Apple's Beats buy is two-sided for music streaming
LOS ANGELES (AP) — Apple's $3 billion purchase of headphone maker and streaming music company Beats Electronics sheds light on a rarely recognized reality in the music streaming industry: It's hard to succeed in the business without offering other products and services.
Streaming music companies like Beats Music, which charge users up to $10 a month, can sometimes pay as much as 70 percent of their revenue in artist royalty fees. That leaves little left for advertising and promotional campaigns to explain to consumers the benefits of paying for a music service.
"The only people that can afford to get into this business have other main businesses," says Mark Mulligan, a music industry analyst and blogger with MIDiA Consulting. "Every service ends up putting itself into significant debt just to cover its basic operating costs."
Even streaming leader Spotify — with 10 million paying customers worldwide — is reportedly burning through cash as it seeks to attract enough subscribers to help it turn a profit. With just 250,000 subscribers, analysts say Beats Music is even further from that goal.
Although analysts say Apple's purchase is largely an acquisition of talent and a way to offset the declining popularity of iTunes song downloads, the company notes its main source of revenue has always been from devices. Music is just a hook to make those devices more usable and attractive.
Observers believe Apple's purchase of Beats could have both positive and negative effects for other streaming companies.
On the one hand, if Apple Inc. pushes hard to promote streaming music subscriptions and makes the idea more acceptable to a broader audience that currently purchases downloads or acquire pirated music, the company's efforts could help all music services.
After all, Apple has been the driving force in many new product categories. It popularized digital music players with the iPod, gave birth to the smartphone era with the iPhone, and was instrumental in creating consumer demand for tablets with the iPad.
"We're cheering from the sidelines," says Paul Springer, senior vice president of the Americas for Rhapsody International, which has 1.7 million paying music subscribers worldwide. "When the most valuable company in the world says that music subscriptions are strategic to its future, that's great for our sector. That's great for customer awareness."
Even so, there's a downside for the industry. Apple could easily devalue music subscriptions by running the service at a loss because it makes plenty of money elsewhere. Apple is likely to advertise and possibly offer bundled discounts to make Beats Music a bigger force.
Already, prices across the industry for unlimited streaming plans are starting to drop from the original price of $10 a month.
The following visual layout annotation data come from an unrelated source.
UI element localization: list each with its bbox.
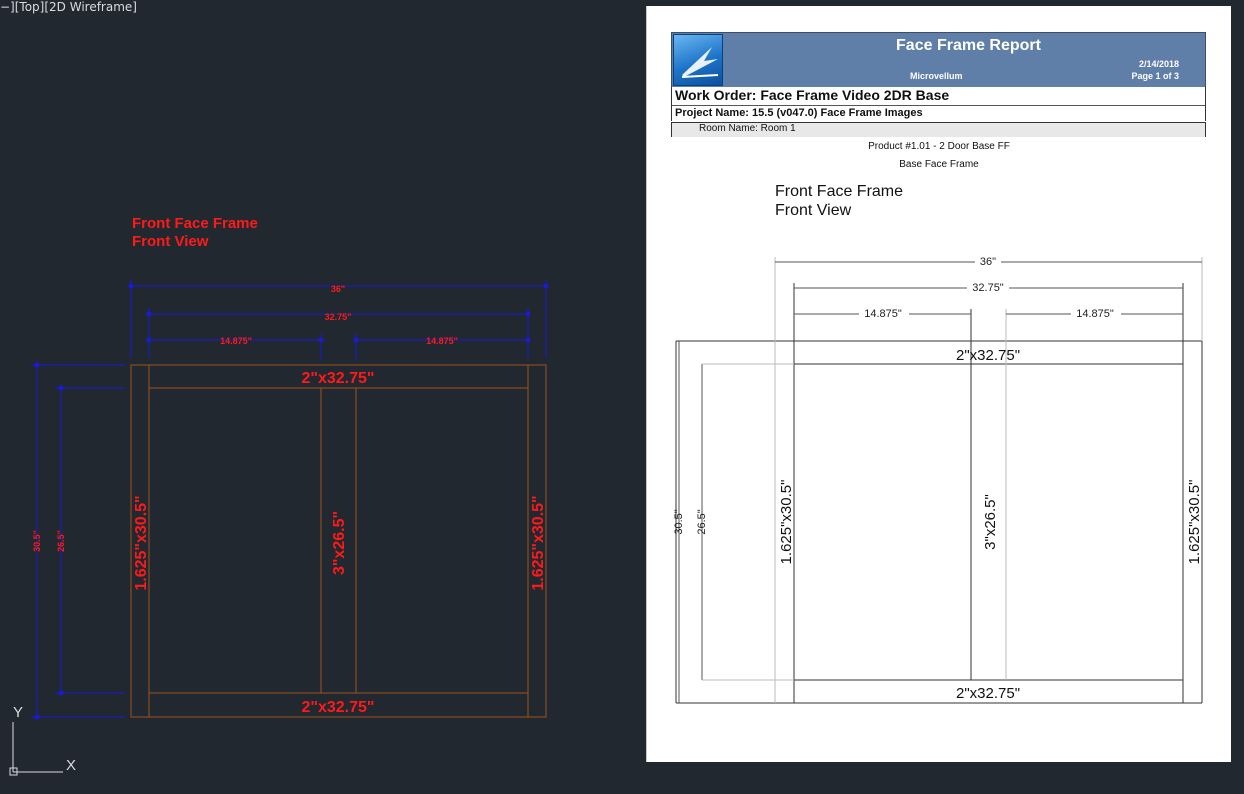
cad-bottom-rail-label: 2"x32.75" <box>301 699 374 716</box>
report-dim-left-opening: 14.875" <box>864 308 902 320</box>
cad-dim-overall-height: 30.5" <box>32 530 42 552</box>
report-dim-overall-height: 30.5" <box>673 509 685 534</box>
report-top-rail-label: 2"x32.75" <box>956 347 1020 364</box>
cad-dim-tick <box>34 362 40 368</box>
cad-dimensions <box>31 280 549 720</box>
report-dim-overall-width: 36" <box>980 256 996 268</box>
report-page: Face Frame Report 2/14/2018 Microvellum … <box>646 6 1231 762</box>
ucs-x-label: X <box>66 757 76 774</box>
ucs-y-label: Y <box>13 704 23 721</box>
cad-dim-tick <box>146 337 152 343</box>
cad-top-rail-label: 2"x32.75" <box>301 370 374 387</box>
cad-dim-inner-height: 26.5" <box>56 530 66 552</box>
cad-dim-tick <box>146 311 152 317</box>
cad-dim-left-opening: 14.875" <box>220 336 252 346</box>
report-dim-inner-width: 32.75" <box>972 282 1004 294</box>
cad-dim-overall-width: 36" <box>331 284 345 294</box>
report-dim-right-opening: 14.875" <box>1076 308 1114 320</box>
report-mid-stile-label: 3"x26.5" <box>982 494 999 550</box>
report-left-stile-label: 1.625"x30.5" <box>778 480 795 565</box>
cad-left-stile-label: 1.625"x30.5" <box>133 495 150 590</box>
cad-dim-tick <box>525 311 531 317</box>
cad-dim-tick <box>128 283 134 289</box>
report-dim-inner-height: 26.5" <box>696 509 708 534</box>
cad-dim-right-opening: 14.875" <box>426 336 458 346</box>
report-right-stile-label: 1.625"x30.5" <box>1186 480 1203 565</box>
cad-right-stile-label: 1.625"x30.5" <box>530 495 547 590</box>
cad-dim-tick <box>58 690 64 696</box>
cad-dim-tick <box>58 385 64 391</box>
cad-dim-tick <box>543 283 549 289</box>
cad-title-line2: Front View <box>132 233 209 250</box>
report-bottom-rail-label: 2"x32.75" <box>956 685 1020 702</box>
cad-drawing: Front Face Frame Front View 36" 32.75" 1… <box>31 215 549 720</box>
cad-viewport[interactable]: −][Top][2D Wireframe] Front Face Frame F… <box>0 0 640 794</box>
cad-dim-tick <box>318 337 324 343</box>
ucs-icon: Y X <box>9 704 76 776</box>
cad-dim-tick <box>353 337 359 343</box>
cad-mid-stile-label: 3"x26.5" <box>331 511 348 575</box>
cad-dim-inner-width: 32.75" <box>325 312 352 322</box>
report-drawing: 36" 32.75" 14.875" 14.875" 30.5" 26.5" 2… <box>673 255 1203 704</box>
cad-dim-tick <box>525 337 531 343</box>
cad-title-line1: Front Face Frame <box>132 215 258 232</box>
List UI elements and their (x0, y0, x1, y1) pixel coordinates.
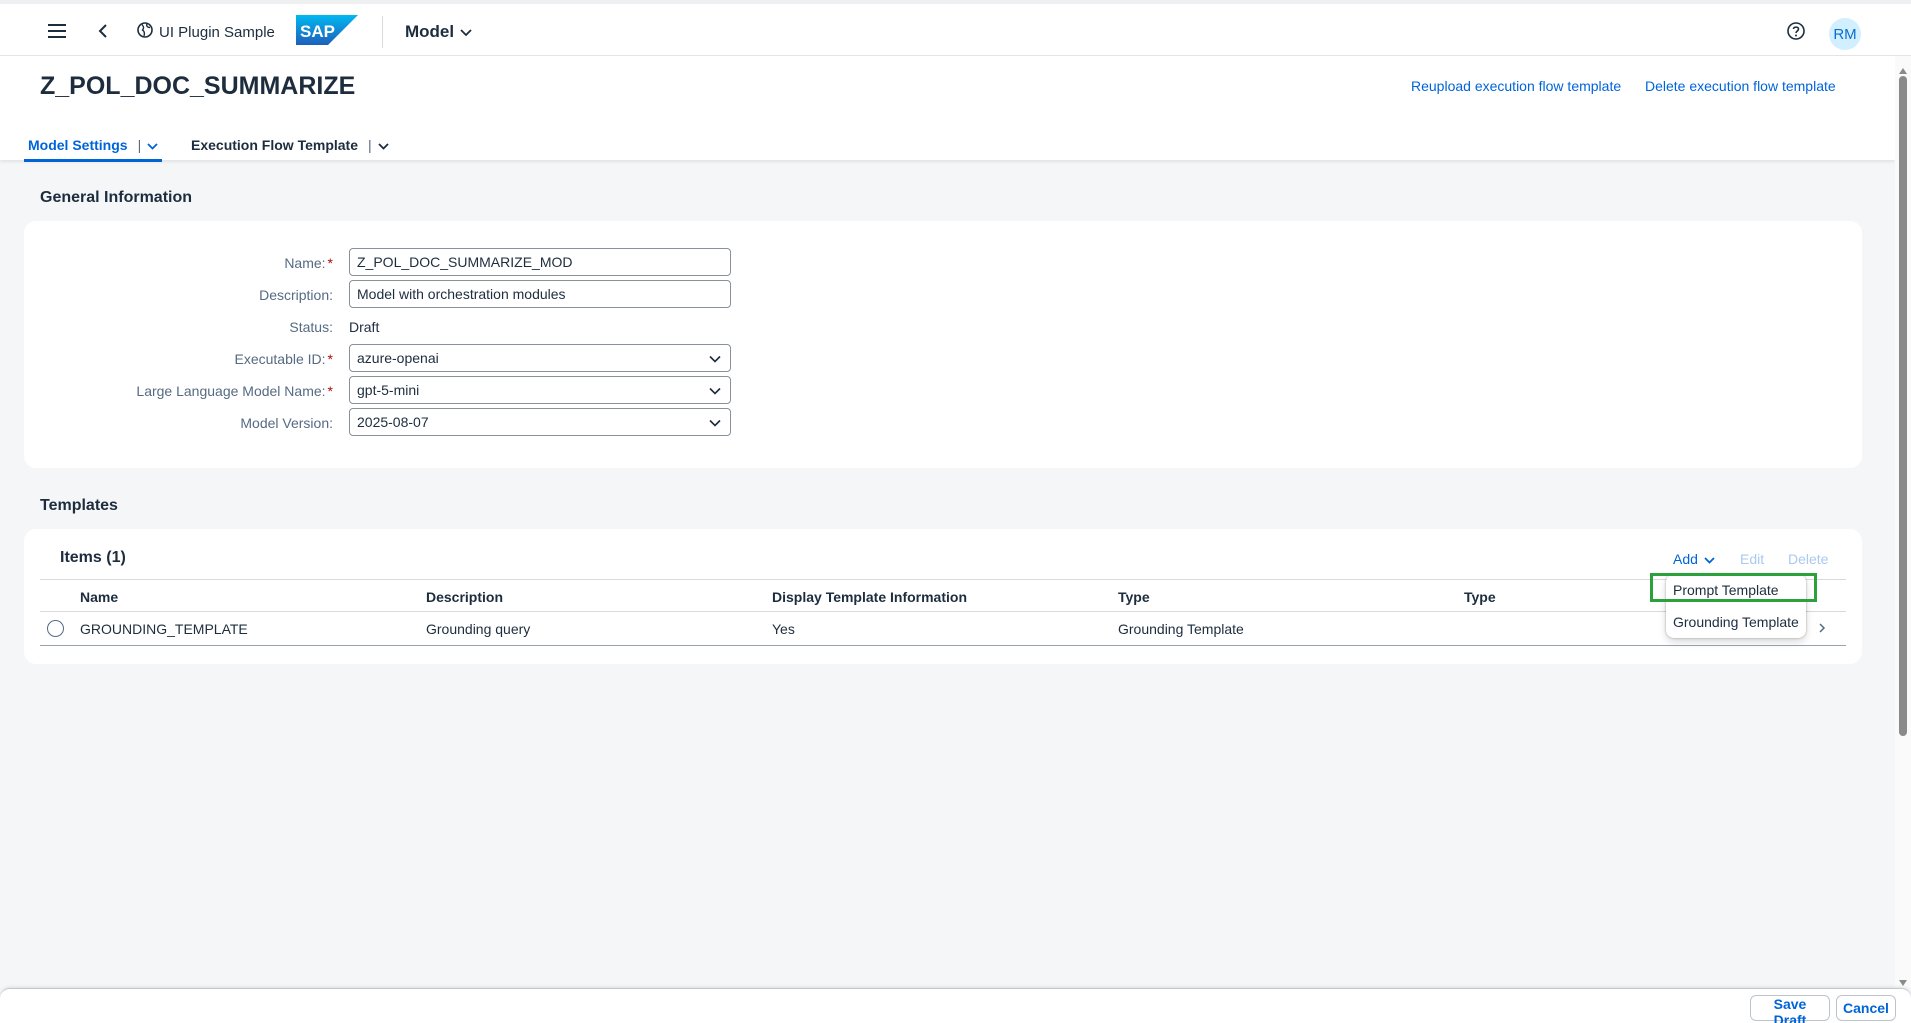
chevron-down-icon (708, 416, 722, 430)
column-header-name: Name (80, 589, 119, 605)
scroll-down-arrow-icon[interactable] (1898, 974, 1908, 986)
model-menu-button[interactable]: Model (405, 19, 472, 45)
chevron-down-icon (708, 384, 722, 398)
chevron-down-icon (460, 22, 472, 42)
row-select-radio[interactable] (47, 620, 64, 637)
description-label: Description: (259, 287, 333, 303)
chevron-right-icon[interactable] (1818, 621, 1832, 637)
globe-icon (137, 22, 153, 42)
column-header-type-2: Type (1464, 589, 1496, 605)
model-menu-title: Model (405, 22, 455, 41)
description-input[interactable] (349, 280, 731, 308)
highlight-box (1650, 573, 1817, 602)
general-information-title: General Information (40, 189, 193, 206)
status-value: Draft (349, 319, 380, 335)
templates-card: Items (1) Add Edit Delete Name Descripti… (24, 529, 1862, 664)
page-scrollbar[interactable] (1895, 56, 1911, 988)
menu-item-grounding-template[interactable]: Grounding Template (1666, 606, 1806, 638)
hamburger-menu-icon[interactable] (44, 18, 70, 44)
delete-template-link[interactable]: Delete execution flow template (1645, 78, 1836, 94)
chevron-down-icon (1704, 551, 1715, 567)
reupload-template-link[interactable]: Reupload execution flow template (1411, 78, 1621, 94)
shell-bar: UI Plugin Sample SAP Model RM (0, 0, 1911, 56)
tab-execution-flow-template[interactable]: Execution Flow Template | (191, 130, 389, 160)
column-header-type: Type (1118, 589, 1150, 605)
app-name: UI Plugin Sample (159, 23, 275, 41)
llm-name-row: Large Language Model Name: * gpt-5-mini (24, 376, 744, 404)
column-header-display-info: Display Template Information (772, 589, 967, 605)
general-information-card: Name:* Description: Status: Draft Execut… (24, 221, 1862, 468)
required-marker: * (327, 351, 333, 367)
name-input[interactable] (349, 248, 731, 276)
tab-separator: | (368, 137, 372, 153)
tab-model-settings[interactable]: Model Settings | (24, 130, 163, 162)
column-header-description: Description (426, 589, 504, 605)
table-header: Name Description Display Template Inform… (40, 579, 1846, 612)
save-draft-button[interactable]: Save Draft (1750, 995, 1830, 1023)
object-header: Z_POL_DOC_SUMMARIZE Reupload execution f… (0, 56, 1895, 162)
tab-separator: | (137, 136, 142, 153)
llm-name-value: gpt-5-mini (357, 382, 420, 398)
model-version-row: Model Version: 2025-08-07 (24, 408, 744, 436)
add-label: Add (1673, 551, 1698, 567)
delete-button[interactable]: Delete (1788, 551, 1828, 567)
sap-logo[interactable]: SAP (296, 15, 358, 45)
shell-divider (382, 16, 383, 48)
chevron-down-icon (708, 352, 722, 366)
cell-description: Grounding query (426, 621, 531, 637)
executable-id-row: Executable ID: * azure-openai (24, 344, 744, 372)
scroll-up-arrow-icon[interactable] (1898, 62, 1908, 74)
name-label: Name: * (284, 255, 333, 271)
add-button[interactable]: Add (1673, 551, 1715, 567)
cancel-button[interactable]: Cancel (1836, 995, 1896, 1021)
templates-title: Templates (40, 497, 118, 514)
footer-toolbar: Save Draft Cancel (0, 988, 1911, 1023)
model-version-label: Model Version: (240, 415, 333, 431)
model-version-select[interactable]: 2025-08-07 (349, 408, 731, 436)
required-marker: * (327, 255, 333, 271)
edit-button[interactable]: Edit (1740, 551, 1764, 567)
table-row[interactable]: GROUNDING_TEMPLATE Grounding query Yes G… (40, 612, 1846, 646)
items-count-title: Items (1) (60, 549, 126, 566)
avatar[interactable]: RM (1829, 18, 1861, 50)
description-row: Description: (24, 280, 744, 308)
scrollbar-thumb[interactable] (1899, 76, 1907, 736)
executable-id-label: Executable ID: * (234, 351, 333, 367)
page-title: Z_POL_DOC_SUMMARIZE (40, 72, 356, 100)
model-version-value: 2025-08-07 (357, 414, 429, 430)
llm-name-label: Large Language Model Name: * (136, 383, 333, 399)
chevron-down-icon[interactable] (378, 137, 389, 153)
help-icon[interactable] (1784, 19, 1808, 43)
status-row: Status: Draft (24, 312, 744, 340)
cell-type: Grounding Template (1118, 621, 1244, 637)
app-name-link[interactable]: UI Plugin Sample (137, 19, 275, 45)
cell-name: GROUNDING_TEMPLATE (80, 621, 248, 637)
status-label: Status: (289, 319, 333, 335)
llm-name-select[interactable]: gpt-5-mini (349, 376, 731, 404)
required-marker: * (327, 383, 333, 399)
executable-id-select[interactable]: azure-openai (349, 344, 731, 372)
tab-label: Execution Flow Template (191, 137, 358, 153)
back-arrow-icon[interactable] (92, 18, 114, 44)
sap-logo-text: SAP (300, 22, 335, 41)
chevron-down-icon[interactable] (147, 137, 158, 153)
executable-id-value: azure-openai (357, 350, 439, 366)
tab-label: Model Settings (28, 136, 128, 153)
name-row: Name: * (24, 248, 744, 276)
cell-display-info: Yes (772, 621, 795, 637)
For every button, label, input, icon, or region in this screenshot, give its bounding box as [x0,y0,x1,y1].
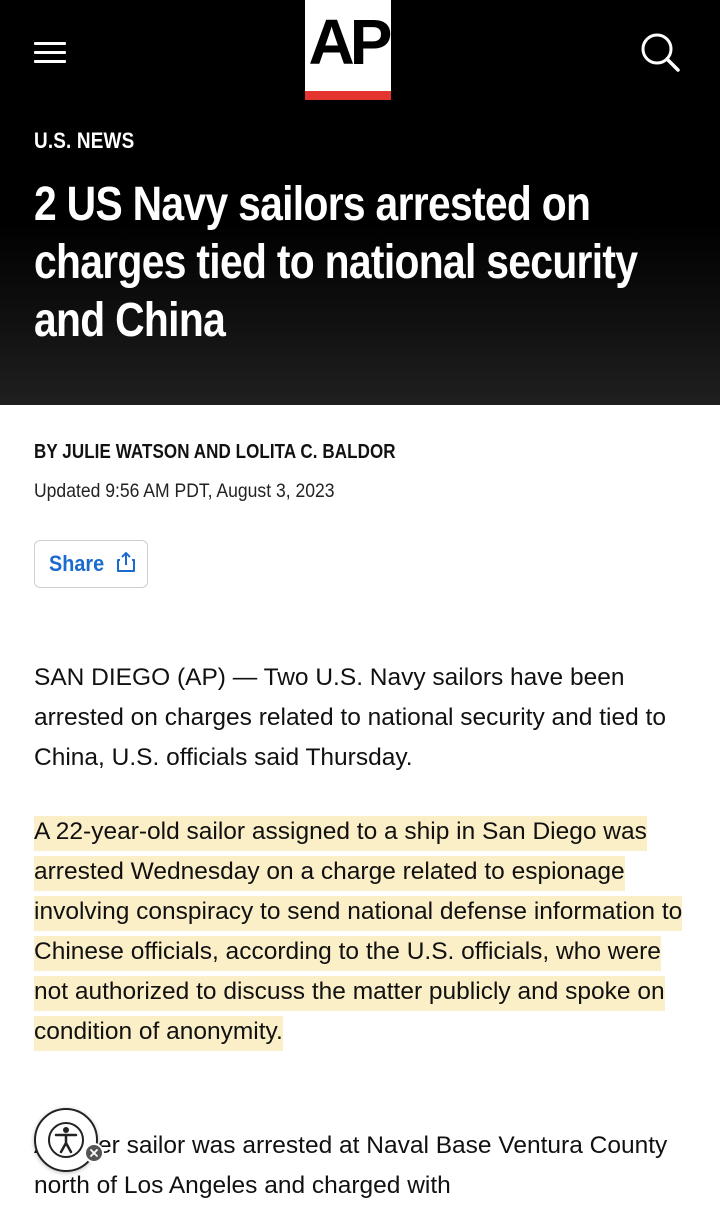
highlighted-text: A 22-year-old sailor assigned to a ship … [34,816,683,1051]
site-header: AP U.S. NEWS 2 US Navy sailors arrested … [0,0,720,405]
article-paragraph: SAN DIEGO (AP) — Two U.S. Navy sailors h… [34,658,694,778]
logo-text: AP [308,6,393,78]
article-paragraph: Another sailor was arrested at Naval Bas… [34,1126,694,1206]
share-button[interactable]: Share [34,540,148,588]
section-kicker[interactable]: U.S. NEWS [34,128,134,154]
ap-logo[interactable]: AP [305,0,393,100]
accessibility-widget[interactable] [34,1108,104,1178]
share-icon [116,551,136,578]
logo-red-bar [305,91,391,100]
menu-icon[interactable] [34,40,68,66]
article-paragraph-highlighted: A 22-year-old sailor assigned to a ship … [34,812,694,1052]
paragraph-text: Another sailor was arrested at Naval Bas… [34,1132,668,1199]
updated-timestamp: Updated 9:56 AM PDT, August 3, 2023 [34,480,335,502]
search-icon[interactable] [636,28,684,76]
paragraph-text: SAN DIEGO (AP) — Two U.S. Navy sailors h… [34,664,666,771]
accessibility-icon[interactable] [34,1108,98,1172]
share-label: Share [49,551,105,576]
byline-authors: BY JULIE WATSON AND LOLITA C. BALDOR [34,441,396,463]
article-headline: 2 US Navy sailors arrested on charges ti… [34,178,638,347]
close-icon[interactable] [84,1143,104,1163]
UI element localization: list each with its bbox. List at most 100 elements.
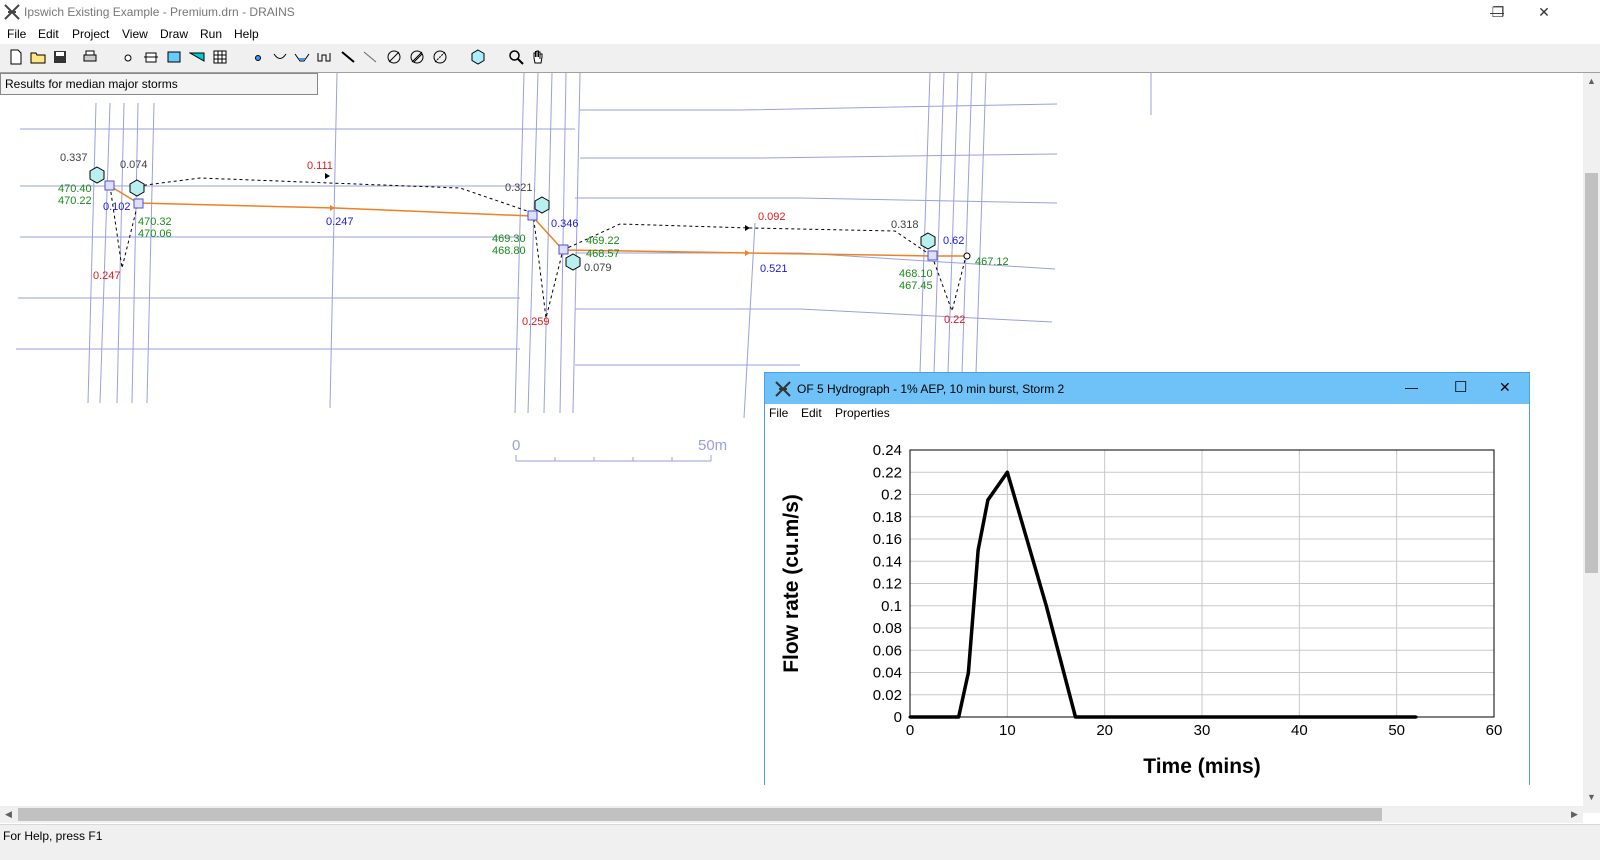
scale-bar-start: 0 xyxy=(512,437,521,454)
x-tick-label: 20 xyxy=(1096,722,1113,739)
hydrograph-data-point xyxy=(957,715,961,719)
weir-icon[interactable] xyxy=(314,47,334,67)
detention-basin-icon[interactable] xyxy=(164,47,184,67)
hydrograph-data-point xyxy=(1044,604,1048,608)
save-icon[interactable] xyxy=(50,47,70,67)
y-axis-label: Flow rate (cu.m/s) xyxy=(780,494,803,673)
close-button[interactable]: ✕ xyxy=(1521,0,1567,24)
scale-bar-end: 50m xyxy=(698,437,728,454)
result-label: 469.22 xyxy=(586,235,620,247)
menu-edit[interactable]: Edit xyxy=(38,27,59,41)
result-label: 0.111 xyxy=(307,160,333,172)
menu-draw[interactable]: Draw xyxy=(160,27,188,41)
hydro-menu-edit[interactable]: Edit xyxy=(801,406,822,420)
hydrograph-title: OF 5 Hydrograph - 1% AEP, 10 min burst, … xyxy=(797,382,1065,396)
node-icon[interactable] xyxy=(118,47,138,67)
zoom-icon[interactable] xyxy=(506,47,526,67)
scroll-right-icon[interactable]: ▶ xyxy=(1566,806,1583,823)
hydro-menu-properties[interactable]: Properties xyxy=(835,406,890,420)
x-axis-label: Time (mins) xyxy=(1143,755,1260,778)
result-label: 468.80 xyxy=(492,245,526,257)
link-icon[interactable] xyxy=(360,47,380,67)
toolbar xyxy=(0,44,1600,73)
result-label: 468.57 xyxy=(586,248,620,260)
result-label: 0.247 xyxy=(93,270,121,282)
junction-icon[interactable] xyxy=(248,47,268,67)
hydrograph-window[interactable]: OF 5 Hydrograph - 1% AEP, 10 min burst, … xyxy=(764,372,1530,785)
window-title: Ipswich Existing Example - Premium.drn -… xyxy=(24,5,295,19)
channel-icon[interactable] xyxy=(187,47,207,67)
pipe-icon[interactable] xyxy=(338,47,358,67)
menu-project[interactable]: Project xyxy=(72,27,109,41)
result-label: 470.40 xyxy=(58,183,92,195)
scroll-left-icon[interactable]: ◀ xyxy=(0,806,17,823)
hydrograph-data-point xyxy=(986,498,990,502)
hydrograph-menu-bar: File Edit Properties xyxy=(765,404,1529,424)
menu-view[interactable]: View xyxy=(122,27,148,41)
result-label: 469.30 xyxy=(492,233,526,245)
result-label: 0.318 xyxy=(891,219,919,231)
result-label: 0.62 xyxy=(943,235,965,247)
result-label: 0.102 xyxy=(103,201,131,213)
drains-app-icon xyxy=(775,381,791,397)
table-icon[interactable] xyxy=(210,47,230,67)
new-file-icon[interactable] xyxy=(6,47,26,67)
result-label: 0.079 xyxy=(584,262,612,274)
title-bar: Ipswich Existing Example - Premium.drn -… xyxy=(0,0,1600,24)
pit-icon[interactable] xyxy=(141,47,161,67)
hydrograph-data-point xyxy=(1025,537,1029,541)
menu-run[interactable]: Run xyxy=(200,27,222,41)
hydrograph-close-button[interactable]: ✕ xyxy=(1499,379,1511,396)
result-label: 0.247 xyxy=(326,216,354,228)
y-tick-label: 0.1 xyxy=(881,598,902,615)
swale-icon[interactable] xyxy=(292,47,312,67)
result-label: 470.06 xyxy=(138,228,172,240)
hydrograph-data-point xyxy=(976,548,980,552)
hydrograph-data-point xyxy=(966,671,970,674)
scroll-up-icon[interactable]: ▲ xyxy=(1583,73,1600,90)
menu-help[interactable]: Help xyxy=(234,27,259,41)
overflow-route-icon[interactable] xyxy=(270,47,290,67)
result-label: 0.074 xyxy=(120,159,148,171)
x-tick-label: 50 xyxy=(1388,722,1405,739)
result-label: 0.259 xyxy=(522,316,550,328)
menu-file[interactable]: File xyxy=(7,27,26,41)
sub-catchment-node xyxy=(89,166,105,184)
hydro-menu-file[interactable]: File xyxy=(769,406,788,420)
hydrograph-data-point xyxy=(1414,715,1418,719)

Beats itself offers a family subscription for $15 a month for up to five people, as long as they're on a group account with cellphone operator AT&T. For a limited time, mobile carrier Sprint has cut Spotify Premium prices to $5 a month per person as long as six people are on a family plan.
If Apple creates an even more attractive bundle for people who buy Beats headphones or Apple devices, stand-alone music services may find it tougher to compete.
"It makes Spotify nervous," says James McQuivey, a digital content business analyst with Forrester Research. "They only have the one revenue stream. It would be harder for them to compete in a marketplace against someone that doesn't have to return the same cash."
Even before Apple jumped in, the paid streaming music business was in a tight squeeze. Spotify, based in Sweden, reportedly lost about $80 million, despite more than doubling revenue to around $590 million, in 2012. Its results for 2013 are expected in the next couple of months, although Spotify said earlier this month that its paying subscribers jumped 66 percent over the last 14 months.
Rdio, the streaming service backed by Skype co-founder Janus Friis, last year it sold a 15 percent equity stake to radio station network operator Cumulus Media Inc. in exchange for $75 million of on-air advertising. The deal was an acknowledgement that cash flow from its operations wasn't enough to pay for marketing.
It's unclear what Apple's purchase means for the value of other streaming operators, because the $3 billion price tag includes some amount for the hugely popular headphone portion of the business, which is profitable and posted $1.1 billion in revenue last year.
What is clear is that music streaming is just a part of the mix for Apple. Figuring out how best to match music with its devices could help Apple stand out in an increasingly crowded consumer electronics market.
"Apple always bundled software well with hardware," says Moshe Cohen, an assistant professor at Columbia Business School. "That is a big advantage. How to create those bundles is important to producing a superior product and a much bigger business."